Edukasi diberikan langsung oleh anggota Polsek Pasirian, Aiptu Luqman S, sebagai upaya membentuk karakter pelajar yang disiplin, berakhlak, dan taat hukum sejak dini.

Dalam penyampaiannya, Aiptu Luqman S menekankan pentingnya menciptakan lingkungan sekolah yang aman dan nyaman dengan menolak segala bentuk perundungan atau bullying.

Menurutnya, tindakan bullying tidak boleh dianggap sebagai candaan karena dapat berdampak buruk terhadap kondisi mental, rasa percaya diri, hingga prestasi belajar korban.

“Bullying sekecil apa pun harus dihentikan. Sekolah adalah tempat untuk belajar dan meraih cita-cita, bukan tempat untuk saling merendahkan atau menyakiti teman. Kami mengajak seluruh siswa agar saling menghormati, menghargai perbedaan, dan berani melapor apabila mengetahui adanya tindakan perundungan,” ujar Aiptu Luqman S.

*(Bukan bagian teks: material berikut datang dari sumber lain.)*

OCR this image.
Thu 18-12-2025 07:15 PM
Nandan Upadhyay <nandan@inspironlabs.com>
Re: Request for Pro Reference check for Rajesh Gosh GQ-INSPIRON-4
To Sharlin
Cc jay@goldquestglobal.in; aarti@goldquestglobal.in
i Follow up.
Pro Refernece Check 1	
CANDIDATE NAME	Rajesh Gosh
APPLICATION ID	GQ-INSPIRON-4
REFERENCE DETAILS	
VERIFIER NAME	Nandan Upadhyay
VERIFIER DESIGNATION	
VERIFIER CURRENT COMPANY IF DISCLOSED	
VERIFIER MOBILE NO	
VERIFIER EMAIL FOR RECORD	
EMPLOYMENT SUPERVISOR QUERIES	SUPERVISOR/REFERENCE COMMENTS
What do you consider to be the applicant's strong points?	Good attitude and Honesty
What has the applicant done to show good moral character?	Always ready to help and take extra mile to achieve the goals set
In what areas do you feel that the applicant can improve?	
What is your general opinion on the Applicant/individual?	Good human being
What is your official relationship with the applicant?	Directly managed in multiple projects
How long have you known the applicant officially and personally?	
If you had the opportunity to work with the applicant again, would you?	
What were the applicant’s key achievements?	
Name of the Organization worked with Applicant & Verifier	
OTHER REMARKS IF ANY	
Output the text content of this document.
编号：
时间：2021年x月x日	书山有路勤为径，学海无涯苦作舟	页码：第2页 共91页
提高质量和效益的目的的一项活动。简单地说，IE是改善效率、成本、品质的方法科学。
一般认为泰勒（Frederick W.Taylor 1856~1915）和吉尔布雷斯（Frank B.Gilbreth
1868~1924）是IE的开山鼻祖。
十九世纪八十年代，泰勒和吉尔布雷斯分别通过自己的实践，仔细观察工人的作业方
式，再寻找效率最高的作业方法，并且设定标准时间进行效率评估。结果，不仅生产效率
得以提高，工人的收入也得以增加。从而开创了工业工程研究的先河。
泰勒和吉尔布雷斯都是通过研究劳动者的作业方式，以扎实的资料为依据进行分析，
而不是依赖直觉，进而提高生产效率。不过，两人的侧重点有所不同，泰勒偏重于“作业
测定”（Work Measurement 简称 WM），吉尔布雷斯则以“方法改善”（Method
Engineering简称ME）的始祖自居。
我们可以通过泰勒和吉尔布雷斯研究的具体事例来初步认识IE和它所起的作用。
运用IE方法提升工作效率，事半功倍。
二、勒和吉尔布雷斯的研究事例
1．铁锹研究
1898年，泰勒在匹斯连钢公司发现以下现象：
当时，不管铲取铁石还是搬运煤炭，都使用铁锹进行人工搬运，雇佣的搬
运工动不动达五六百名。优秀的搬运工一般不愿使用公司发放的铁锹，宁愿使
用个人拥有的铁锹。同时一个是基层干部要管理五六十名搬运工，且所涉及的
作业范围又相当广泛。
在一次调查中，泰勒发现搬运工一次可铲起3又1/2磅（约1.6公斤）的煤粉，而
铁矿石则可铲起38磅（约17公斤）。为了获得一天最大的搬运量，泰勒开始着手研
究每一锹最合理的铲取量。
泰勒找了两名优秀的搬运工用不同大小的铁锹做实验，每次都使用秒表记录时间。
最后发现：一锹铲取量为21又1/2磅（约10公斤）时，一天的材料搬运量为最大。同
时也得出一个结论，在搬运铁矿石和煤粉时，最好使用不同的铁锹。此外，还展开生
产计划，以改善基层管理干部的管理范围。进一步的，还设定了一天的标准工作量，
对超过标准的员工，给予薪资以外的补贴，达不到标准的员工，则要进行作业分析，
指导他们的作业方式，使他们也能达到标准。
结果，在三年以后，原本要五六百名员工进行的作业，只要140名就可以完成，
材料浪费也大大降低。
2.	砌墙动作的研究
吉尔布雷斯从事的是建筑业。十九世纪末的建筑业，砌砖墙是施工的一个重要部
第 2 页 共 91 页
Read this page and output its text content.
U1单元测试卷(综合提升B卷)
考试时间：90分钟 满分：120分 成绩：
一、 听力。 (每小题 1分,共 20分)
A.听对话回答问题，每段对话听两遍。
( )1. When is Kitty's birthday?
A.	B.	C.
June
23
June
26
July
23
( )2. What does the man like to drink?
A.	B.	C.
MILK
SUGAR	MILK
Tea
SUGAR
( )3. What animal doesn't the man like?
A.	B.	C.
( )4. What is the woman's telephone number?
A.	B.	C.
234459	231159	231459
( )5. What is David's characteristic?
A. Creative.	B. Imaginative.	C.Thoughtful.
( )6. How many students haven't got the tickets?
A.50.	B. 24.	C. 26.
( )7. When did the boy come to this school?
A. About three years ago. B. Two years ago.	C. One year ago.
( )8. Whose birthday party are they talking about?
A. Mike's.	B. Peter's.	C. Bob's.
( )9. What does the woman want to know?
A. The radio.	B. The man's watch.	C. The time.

Selain itu, para pelajar juga diberikan pemahaman mengenai pentingnya etika berlalu lintas. Aiptu Luqman S mengingatkan agar siswa selalu mematuhi aturan lalu lintas demi keselamatan diri sendiri maupun pengguna jalan lainnya.

“Budaya tertib berlalu lintas harus dibiasakan sejak usia sekolah. Gunakan helm saat berkendara, patuhi rambu-rambu lalu lintas, dan jangan mengendarai kendaraan apabila belum memenuhi persyaratan sesuai ketentuan. Keselamatan adalah tanggung jawab bersama,” katanya.

Tak hanya itu, materi mengenai bahaya penyalahgunaan narkoba juga menjadi perhatian dalam kegiatan tersebut. Para siswa diingatkan agar tidak mudah terpengaruh ajakan yang dapat merusak masa depan.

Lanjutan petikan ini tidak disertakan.